Bangladesh, Bhutan, India, Nepal, Pakistan and Sri Lanka, the major countries in south Asia, carry out only 5 percent of their total trade among themselves, Sadiq said.
"To reap the fruits of cooperation, the nations need to have consensus among their political and business leaders ... to remove all bottlenecks including tariff and non-tariff barriers," he told reporters.
Tariffs up to 25 percent, along with other charges, were highest in the world, while tariffs elsewhere were never more than 15 percent, he said.
To improve regional trade, Sadiq proposed a single customs declaration, one-stop border posts, standard border crossing processes, harmonised transit charges, simpler travel rules and a visa exemption for businessmen.
He also stressed security in food, water and energy.
"This is a massive problem especially for the least developed countries and they can not solve it in isolation as at present those are global issues," the Washington based official said.
Bhutan and Nepal are already actively engaged in exporting hydro-power to energy-hungry neighbour India. "The hydro-power potential in Nepal is estimated at 80,000 megawatts, of which at least 40,000 MW is considered economical," Sadiq said.

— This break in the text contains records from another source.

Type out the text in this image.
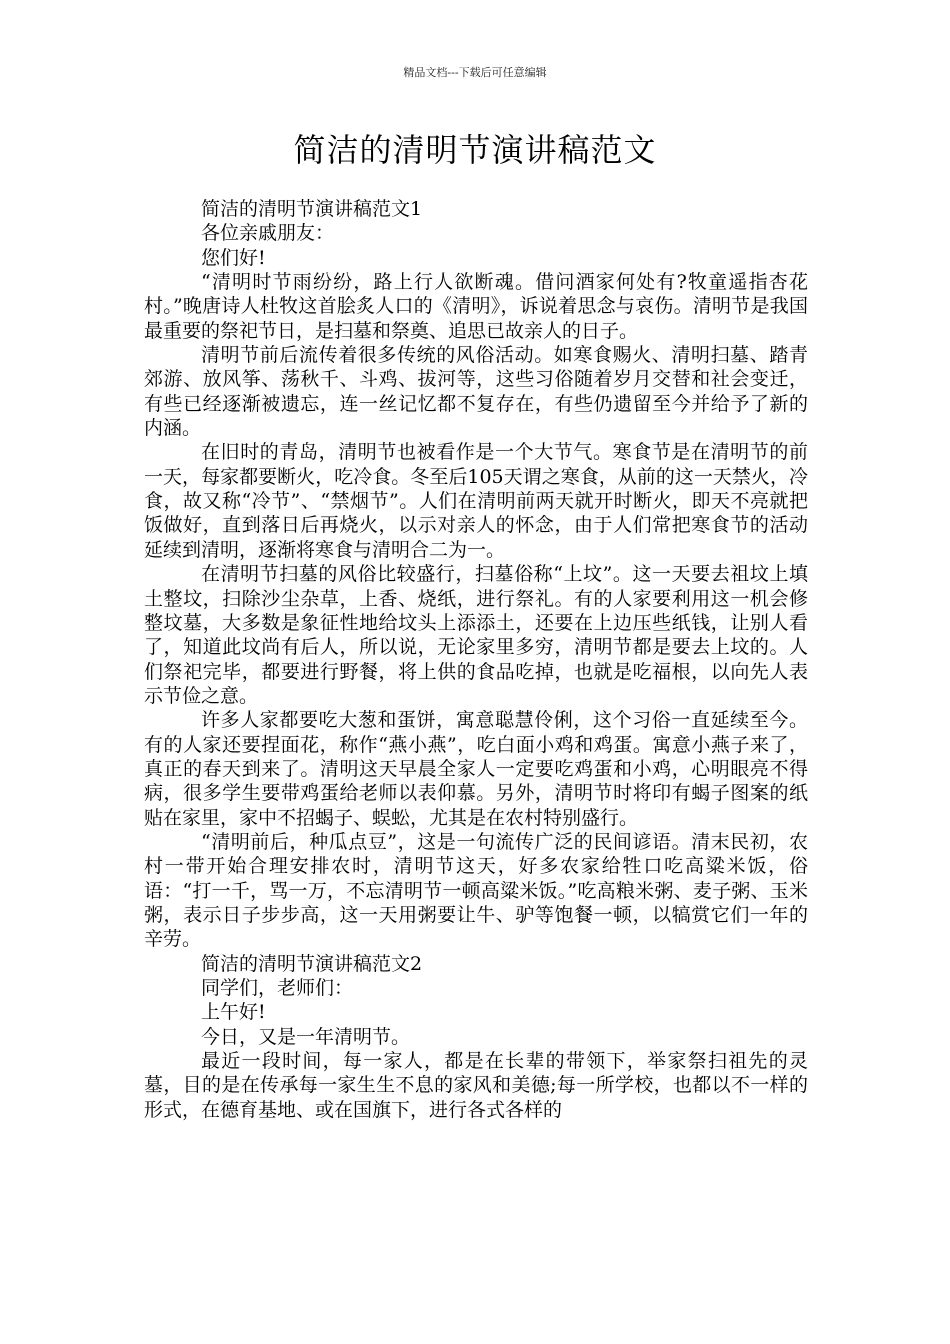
精品文档---下载后可任意编辑
简洁的清明节演讲稿范文

简洁的清明节演讲稿范文1

各位亲戚朋友：

您们好!

“清明时节雨纷纷，路上行人欲断魂。借问酒家何处有?牧童遥指杏花村。”晚唐诗人杜牧这首脍炙人口的《清明》，诉说着思念与哀伤。清明节是我国最重要的祭祀节日，是扫墓和祭奠、追思已故亲人的日子。

清明节前后流传着很多传统的风俗活动。如寒食赐火、清明扫墓、踏青郊游、放风筝、荡秋千、斗鸡、拔河等，这些习俗随着岁月交替和社会变迁，有些已经逐渐被遗忘，连一丝记忆都不复存在，有些仍遗留至今并给予了新的内涵。

在旧时的青岛，清明节也被看作是一个大节气。寒食节是在清明节的前一天，每家都要断火，吃冷食。冬至后105天谓之寒食，从前的这一天禁火，冷食，故又称“冷节”、“禁烟节”。人们在清明前两天就开时断火，即天不亮就把饭做好，直到落日后再烧火，以示对亲人的怀念，由于人们常把寒食节的活动延续到清明，逐渐将寒食与清明合二为一。

在清明节扫墓的风俗比较盛行，扫墓俗称“上坟”。这一天要去祖坟上填土整坟，扫除沙尘杂草，上香、烧纸，进行祭礼。有的人家要利用这一机会修整坟墓，大多数是象征性地给坟头上添添土，还要在上边压些纸钱，让别人看了，知道此坟尚有后人，所以说，无论家里多穷，清明节都是要去上坟的。人们祭祀完毕，都要进行野餐，将上供的食品吃掉，也就是吃福根，以向先人表示节俭之意。

许多人家都要吃大葱和蛋饼，寓意聪慧伶俐，这个习俗一直延续至今。有的人家还要捏面花，称作“燕小燕”，吃白面小鸡和鸡蛋。寓意小燕子来了，真正的春天到来了。清明这天早晨全家人一定要吃鸡蛋和小鸡，心明眼亮不得病，很多学生要带鸡蛋给老师以表仰慕。另外，清明节时将印有蝎子图案的纸贴在家里，家中不招蝎子、蜈蚣，尤其是在农村特别盛行。

“清明前后，种瓜点豆”，这是一句流传广泛的民间谚语。清末民初，农村一带开始合理安排农时，清明节这天，好多农家给牲口吃高粱米饭，俗语：“打一千，骂一万，不忘清明节一顿高粱米饭。”吃高粮米粥、麦子粥、玉米粥，表示日子步步高，这一天用粥要让牛、驴等饱餐一顿，以犒赏它们一年的辛劳。

简洁的清明节演讲稿范文2

同学们，老师们：

上午好!

今日，又是一年清明节。

最近一段时间，每一家人，都是在长辈的带领下，举家祭扫祖先的灵墓，目的是在传承每一家生生不息的家风和美德;每一所学校，也都以不一样的形式，在德育基地、或在国旗下，进行各式各样的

He said the neighbouring countries including energy-starved Bangladesh could meet energy demand largely through intra regional cooperation. "Nepal can also almost double its per capita income in a few years with appropriate investments in hydro-power along with trading arrangements with its neighbours, especially India," Sadiq said. "Over the longer term, an integrated South Asia power grid can provide power to all countries on a market basis."